The worship leaders I know are a very mixed lot – varying in their strengths, weaknesses, preferences, influences and so forth. They’re as unique and diverse as the churches they serve. One thing that binds them unilaterally is that they face many challenges when it comes to writing their own stuff. For some of them, the problem is their own mentality – the laundry list of excuses which they believe exonerates them from the guilt they should feel for making their church sing a Chris Tomlin song for the eighteen thousandth time. Other leaders are willing to write but feel limited in the creative process.
Here are a few of the dilemmas that I, or people I know, have faced, and some advice on how to get over the hump.
Seven hang-ups to worship songwriting:
1. The overwhelming feeling of making statements about God. If you ever want to get a sense of God’s grandeur and ineffable complexity, try to write an entire song about Him! Not only will your words feel like such a shortcoming, but even your chords and melody will seem to not do justice to who God is and what He’s like. The solution? Admit it – your words do fall short of grasping and capturing a wild God. You can wallow in the inadequacy of your words or you can suck it up and create anyway. Your lyrics don’t need to be exhaustive treatises. Each song should be focused on providing lively imagery to a specific concept.
2. Other songs are already out there. Yes, it’s true – five or ten “worship celebrities” keep pumping the jams. Some of their stuff is useful, and there is some value in using a “stock” worship song now and then – it connects you to the modern global Church (or at least the Western Church) just like older hymns connect you to the historic Church. But keep this in mind: those commercial worship leaders do not know your particular church; you do. You’re the one who’s in place to pastor and shepherd your community through music and the arts. Study your church – where it is and where it’s going – and write out of your particular church’s experience and expression. If nothing else, it’s an extra excuse to grab coffee with the people in your church and hear about their stories.
3. Writing verses can be a pain. It’s true that for almost any musical genre the chorus is the easiest part of the song to write. Even bad musicians write decent choruses. But when it comes to creating a verse, the melody often gets super forced or contrived, the lyrics lack theme and flow, and chord selection is completely bland. If you can, start by writing the verse of your song. Or, if you have a chorus in place, make at least three or four different verse possibilities before you begin to really edit the song – before you start considering it solidified to any extent.

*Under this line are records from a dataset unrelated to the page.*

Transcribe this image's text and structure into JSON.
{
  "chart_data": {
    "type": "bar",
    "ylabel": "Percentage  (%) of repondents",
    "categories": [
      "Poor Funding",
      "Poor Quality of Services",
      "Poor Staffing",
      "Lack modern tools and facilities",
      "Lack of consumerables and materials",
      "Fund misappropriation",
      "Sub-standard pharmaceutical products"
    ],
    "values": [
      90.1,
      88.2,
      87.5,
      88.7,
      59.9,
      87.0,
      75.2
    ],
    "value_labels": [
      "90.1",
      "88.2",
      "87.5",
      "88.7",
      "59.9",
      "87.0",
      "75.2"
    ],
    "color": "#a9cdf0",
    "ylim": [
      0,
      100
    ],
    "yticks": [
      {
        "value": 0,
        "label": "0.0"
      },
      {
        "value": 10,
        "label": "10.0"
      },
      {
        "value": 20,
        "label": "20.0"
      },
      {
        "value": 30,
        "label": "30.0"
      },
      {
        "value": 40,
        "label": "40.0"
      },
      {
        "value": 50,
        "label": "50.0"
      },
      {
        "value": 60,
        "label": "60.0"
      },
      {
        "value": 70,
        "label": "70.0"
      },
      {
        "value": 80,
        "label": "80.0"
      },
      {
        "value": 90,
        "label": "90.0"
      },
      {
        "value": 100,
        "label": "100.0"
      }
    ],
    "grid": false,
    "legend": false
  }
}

4. You’re in love with a particular strumming pattern. You want to know why everything you write sounds the same? It could be that your strumming pattern is one irrevocable stream of dull rhythm. How do you flee from the boredom? Try doing your chord changes at less-than-obvious places – you might start to hear new ideas.
I’ve learned that if I’m working on a song for worship, listening to the typical commercial worship songs is the absolute worst thing I can do. Instead I search through my music and find bands whose musical integrity I respect and whose stuff is also quite “singalongable,” because that accessibility is so key to what I’m making. Basically, just ease toward the poppy end of whatever music you respect.

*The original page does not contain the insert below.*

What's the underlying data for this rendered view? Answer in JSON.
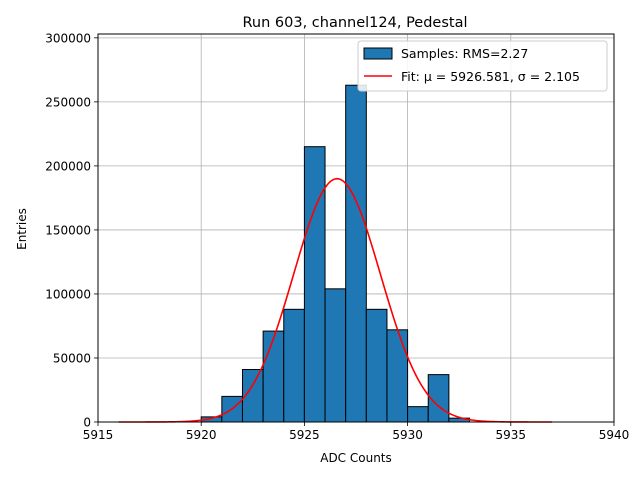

5. You ran out of “biblical” language. Good. I was hoping you’d stop cramming words like “righteousness” and “omnipotent” into your songs anyway. David thought for himself. Paul thought for himself. You can too. You’re free to take ancient concepts and put them into language that makes sense to people today. You’re writing with your church in mind, so write with language that has a fighting chance of conjuring exciting thoughts of God in the minds and hearts of your church community. Don’t equate outdated language with reverence.

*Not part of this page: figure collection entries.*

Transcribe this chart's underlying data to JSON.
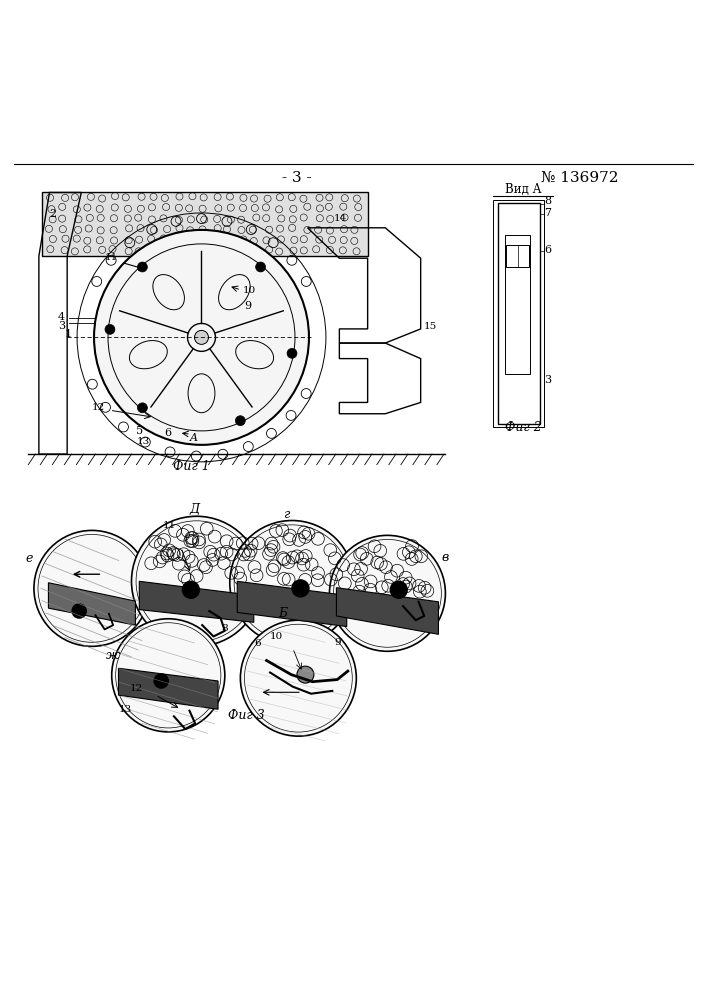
{
  "title_center": "- 3 -",
  "title_right": "№ 136972",
  "fig1_caption": "Фиг 1",
  "fig2_caption": "Фиг 2",
  "fig3_caption": "Фиг 3",
  "vid_a_label": "Вид А",
  "background": "#ffffff",
  "line_color": "#000000",
  "labels_e": "е",
  "labels_d": "Д",
  "labels_g": "г",
  "labels_v": "в",
  "labels_zh": "ж",
  "labels_b": "Б"
}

6. You wrote a song last year and it still works okay. Really? You’re that lazy? This connects to the previous point in that language changes. Phrases grow tired. Metaphor is limited – one is never enough. If Charles Wesley can write thousands of hymns (his goal was one a day) and Sufjan Stevens can write entire albums about individual states, I think you can muster up a song each month at the very least. Remember how God is so huge that it can be intimidating to write about Him? Yeah, that also means He’s immense. So you’ve got a lot to work with. Plus, the more you write, the easier it becomes.
7. The songs are finished, but they don’t seem like irreplaceable timeless capsules of majesty. What were you expecting? Most songs aren’t timeless. My iTunes is filled with songs I was excited about for a few months; I go back to them here and there after the honeymoon period, but their role in my song library changes dramatically after a couple months (there are rare exceptions, but this applies to at least 97% of songs I own).
Why would worship be different? Words about God are still words about God. Not only do you need to keep creating for language’s sake, but you need to do this for your own sake (you’re a musician, after all) and for the sake of your church. Your church is different than it was eight months ago, and it’ll be different again in another eight months. If your songs are going to tell their story, you’ll need to be narrating their evolution each step of the way.